# Best way to cut carbon seatpost?



## Pinhead (Jan 30, 2004)

What's the best method for cutting a carbon seatpost (i.e. Carbon Alien)? Hacksaw, rotary blade, etc?


----------



## mward (Apr 7, 2004)

Use a hacksaw. Wrap the cut point in masking tape to prevent fraying of fibers. Keep the cut wet to reduce dust. Don't inhale the dust under any circumstances. Easy peasy. There is a 'how to cut' on easton's site also that says basically the same thing in 2000 words.


----------



## top_ring (Feb 9, 2004)

*Save yourself the hassle...*

of a hacksaw cut. It`s never a straight 90 degree cut anyway. A super clean, hassle free way to cut carbon is with a pipe cutter. Buy yourself a small hand held pipe cutter (under $10.00) and get a nice straight, clean cut with NO dust. I use it for handlebars too.

Photo is just an example. You can buy them smaller than this one.

Click here


----------



## Wrenchester (Jan 13, 2004)

*fine-toothed hack saw worked for me...*



Pinhead said:


> What's the best method for cutting a carbon seatpost (i.e. Carbon Alien)? Hacksaw, rotary blade, etc?
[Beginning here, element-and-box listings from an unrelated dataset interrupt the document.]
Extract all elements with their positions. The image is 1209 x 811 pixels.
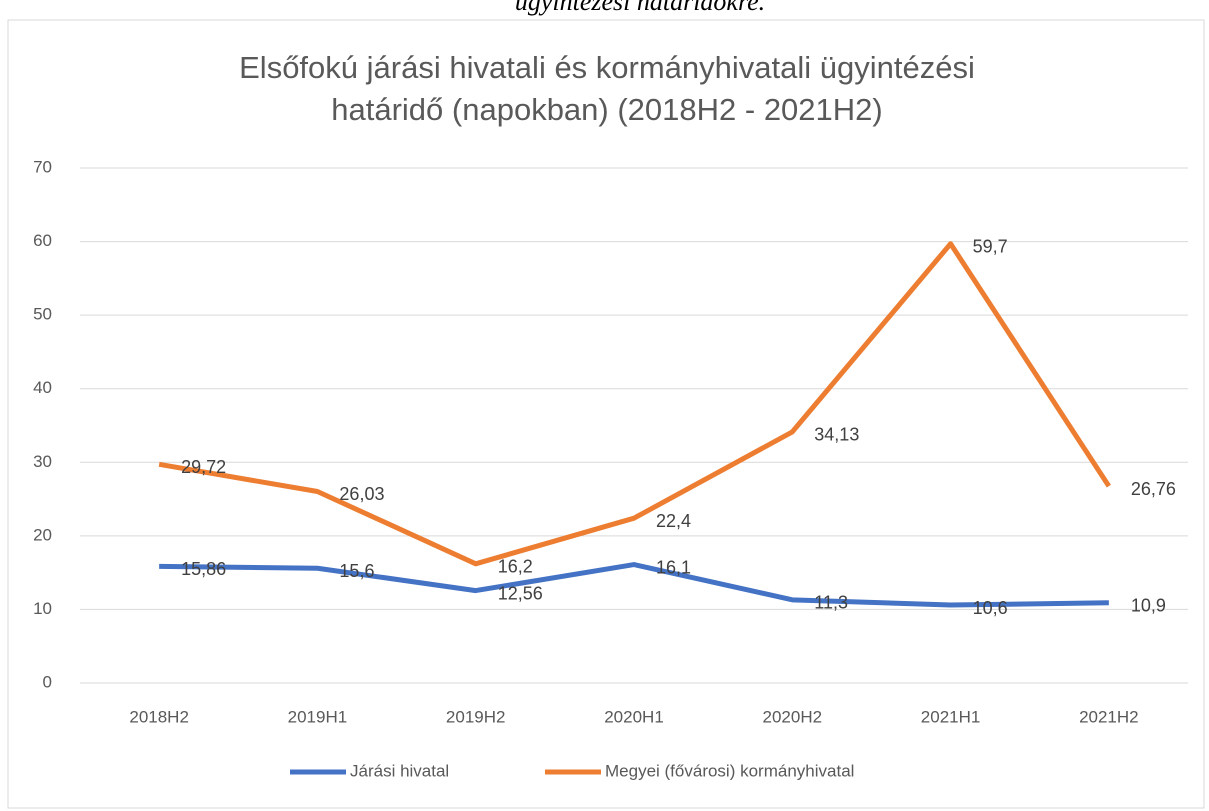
- y-tick-label: 70: [33, 157, 52, 176]
- data-label: 10,9: [1131, 596, 1166, 616]
- y-tick-label: 0: [43, 672, 52, 691]
- x-tick-label: 2021H2: [1079, 707, 1139, 726]
- chart-title: határidő (napokban) (2018H2 - 2021H2): [331, 92, 882, 127]
- series-line: [159, 562, 1109, 608]
- y-tick-label: 20: [33, 525, 52, 544]
- y-tick-label: 60: [33, 231, 52, 250]
- data-label: 16,1: [656, 557, 691, 577]
- y-tick-label: 10: [33, 599, 52, 618]
- data-label: 26,76: [1131, 479, 1176, 499]
- chart-title: Elsőfokú járási hivatali és kormányhivat…: [239, 50, 975, 85]
- x-tick-label: 2019H2: [446, 707, 506, 726]
- data-label: 15,86: [181, 559, 226, 579]
- data-label: 59,7: [973, 237, 1008, 257]
- x-tick-label: 2020H1: [604, 707, 664, 726]
- data-label: 11,3: [814, 593, 848, 613]
- caption: ügyintézési határidőkre.: [515, 0, 765, 16]
- data-label: 22,4: [656, 511, 691, 531]
- data-label: 15,6: [339, 561, 374, 581]
- x-tick-label: 2018H2: [129, 707, 189, 726]
- data-label: 16,2: [498, 557, 533, 577]
- legend-label: Megyei (fővárosi) kormányhivatal: [605, 761, 854, 780]
- data-label: 10,6: [973, 598, 1008, 618]
- y-tick-label: 50: [33, 305, 52, 324]
- x-tick-label: 2019H1: [288, 707, 348, 726]
- legend-label: Járási hivatal: [350, 761, 449, 780]
- data-label: 34,13: [814, 425, 859, 445]
- y-tick-label: 30: [33, 452, 52, 471]
- y-tick-label: 40: [33, 378, 52, 397]
- x-tick-label: 2020H2: [763, 707, 823, 726]
- data-label: 29,72: [181, 457, 226, 477]
- chart-border: [7, 19, 1205, 809]
- data-label: 12,56: [498, 583, 543, 603]
- series-line: [158, 241, 1111, 567]
- x-tick-label: 2021H1: [921, 707, 981, 726]
- data-label: 26,03: [339, 484, 384, 504]
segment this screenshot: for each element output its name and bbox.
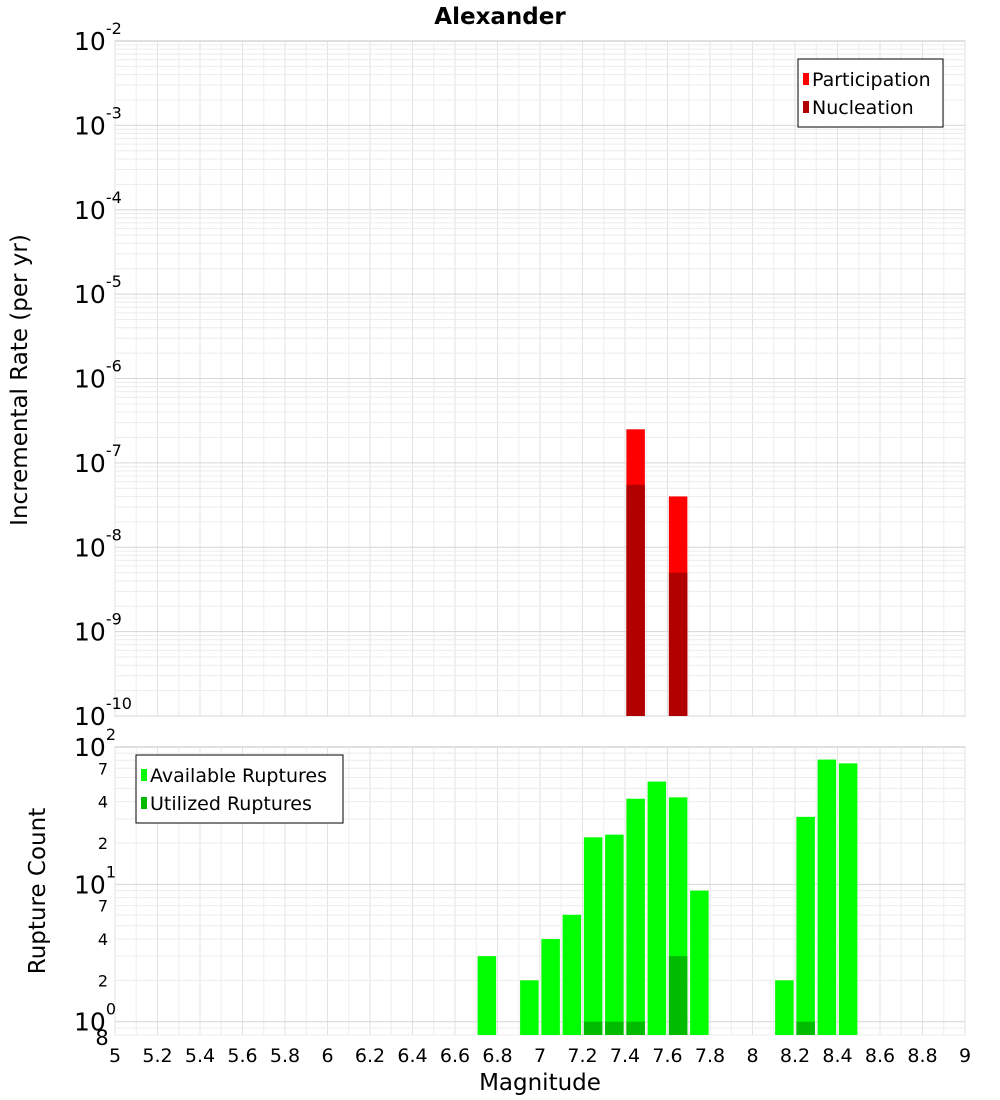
legend-entry: Available Ruptures [150, 765, 327, 787]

Sure, the cut isn't straight, but that end is inside the seat tube anyway--I never see it.

I like the pipe cutter idea. But then, how often will I need to cut seat posts and handlebars? So far, only once.


----------



## leichtreiter (Apr 22, 2004)

top_ring said:


> of a hacksaw cut. It`s never a straight 90 degree cut anyway. A super clean, hassle free way to cut carbon is with a pipe cutter. Buy yourself a small hand held pipe cutter (under $10.00) and get a nice straight, clean cut with NO dust. I use it for handlebars too.
> 
> Photo is just an example. You can buy them smaller than this one.
> 
> Click here


ouch! its absolutely not recommended to use a pipe cutter for carbon tubes as the pipe cutter in fact doesnt *cut* carbon tubes; it just "squeezes" the tubes splitting and breaking through the carbonlayers and hurting the structure above and below the "cut".

the tape&hacksaw-method will do 
use a fine hacksaw and after cutting seal the cut with epoxy, clear varnish or a few drops superglue


----------



## rockhound197 (Apr 30, 2004)

*I strongly agree....*

don't use a pipe cutter! I have seen them used to cut carbon successfully and I've seen it go horribly wrong, and I mean horribly. Because of the pressure generated by pipe cutter it doesn't take much to over do it and crush whatever you're cutting. The tape and hacksaw method works great. You can actually pick up special blades for carbon fiber which look like a non-toothed blade with sandpaper grit glued onto it. That's not necessary as long as your blade is sharp and has a medium to high tooth count.

To keep your cut straight there a lots of methods you could employ. The easiest is to find a piece of scrap metal and hold it flush against the seatpost right where you want it cut, hold tight and cut away. Have fun!


----------